Senators plan bills to kill stadiums 17 foes hope to spark opposition to deals for Browns, Redskins

January 30, 1996|By Thomas W. Waldron | Thomas W. Waldron,SUN STAFF

Bucking the governor and legislative leaders, a group of 17 senators is expected today to introduce a package of legislation that would kill new stadiums for the Browns and Redskins football teams.

Sponsors said they don't expect the actual bills to pass the General Assembly, largely because they would be subject to a veto by Gov. Parris N. Glendening, who has put the stadiums among his main priorities during the 90-day legislative session .. that ends in April.

Instead, the sponsors said they hope the bills will generate publicity and opposition.

The four bills would shift the $273 million earmarked for the stadiums into school construction. One measure would allow the stadiums to be built only if the state fully funds necessary school-construction projects.

"We have more important needs than building stadiums for NFL owners," said Sen. Christopher Van Hollen Jr., a Montgomery County Democrat and a leader of the stadium opponents. "We should be building schools for our kids."

Stadium opponents have been working hard to defeat the $200 million Browns stadium in downtown Baltimore and the state's $73 million share of the Redskins stadium near Landover in Prince George's County.

Opponents have already filed at least eight pieces of legislation in the House of Delegates to derail or restructure the stadium deals.

"The typical reaction from Charles County and Southern Maryland is how in the world can we build a $200 million stadium for a football franchise in Baltimore City?" said Sen. Thomas M. Middleton, a Charles County Democrat.

"Are they the best bang for the buck?" Mr. Middleton said. "I would say to you and my constituents would say to you, 'Flat-out no.' "

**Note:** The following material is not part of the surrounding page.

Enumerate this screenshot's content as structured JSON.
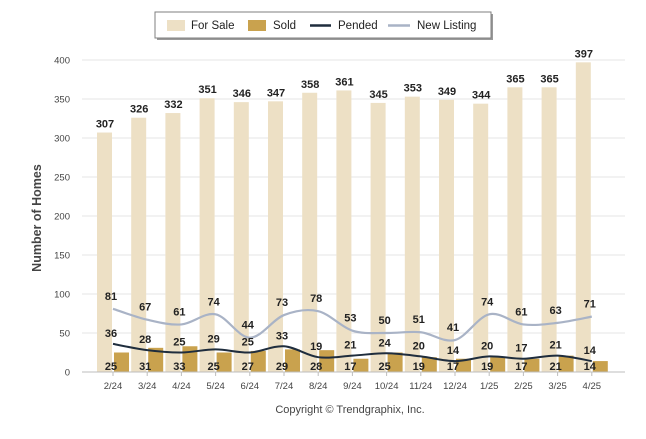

The real showdown over the Browns stadium, and possibly the Redskins deal, will come in the state budget, which will not be voted on until late March.

A spokesman for Mr. Glendening said the governor is surprised at the depth of unhappiness with the stadium projects.

"The governor very clearly expected the news that we had finally returned an NFL team to Maryland to be warmly received," said John W. Frece, his communications director. "We have not been very good about explaining that there are economic benefits to both of these proposals."

Meanwhile, Maryland Stadium Authority Chairman John A. Moag rebutted Orioles owner Peter G. Angelos, who has claimed that he is entitled to have his stadium lease sweetened to bring it into "parity" with the state's negotiated arrangement with the Browns.

In a letter sent to Mr. Angelos yesterday, Mr. Moag suggested, for example, that the state is under no obligation to build a training facility for the Orioles -- as Mr. Angelos had claimed -- since the Browns, and not the state, are paying the bill for their facility.

Neither is the state required to add luxury suites to Oriole Park to match the number at the planned football stadium, he said.

"The issue is parity of lease terms, not parity of facility," Mr. Moag said.

Mr. Moag did acknowledge that the Orioles are entitled to the same 50-50 split of revenue from non-baseball events at Oriole Park that the Browns will receive at the football stadium.

The issue is likely a minor one for the Orioles, who have resisted using the stadium for non-baseball events during their April-to-October season for fear of damaging the field.

Stadium opponents have seized on Mr. Angelos' effort, saying his claims could cost the state millions of dollars.

If the Orioles cannot renogitate a lease with the stadium authority, the matter would go to an independent arbitrator.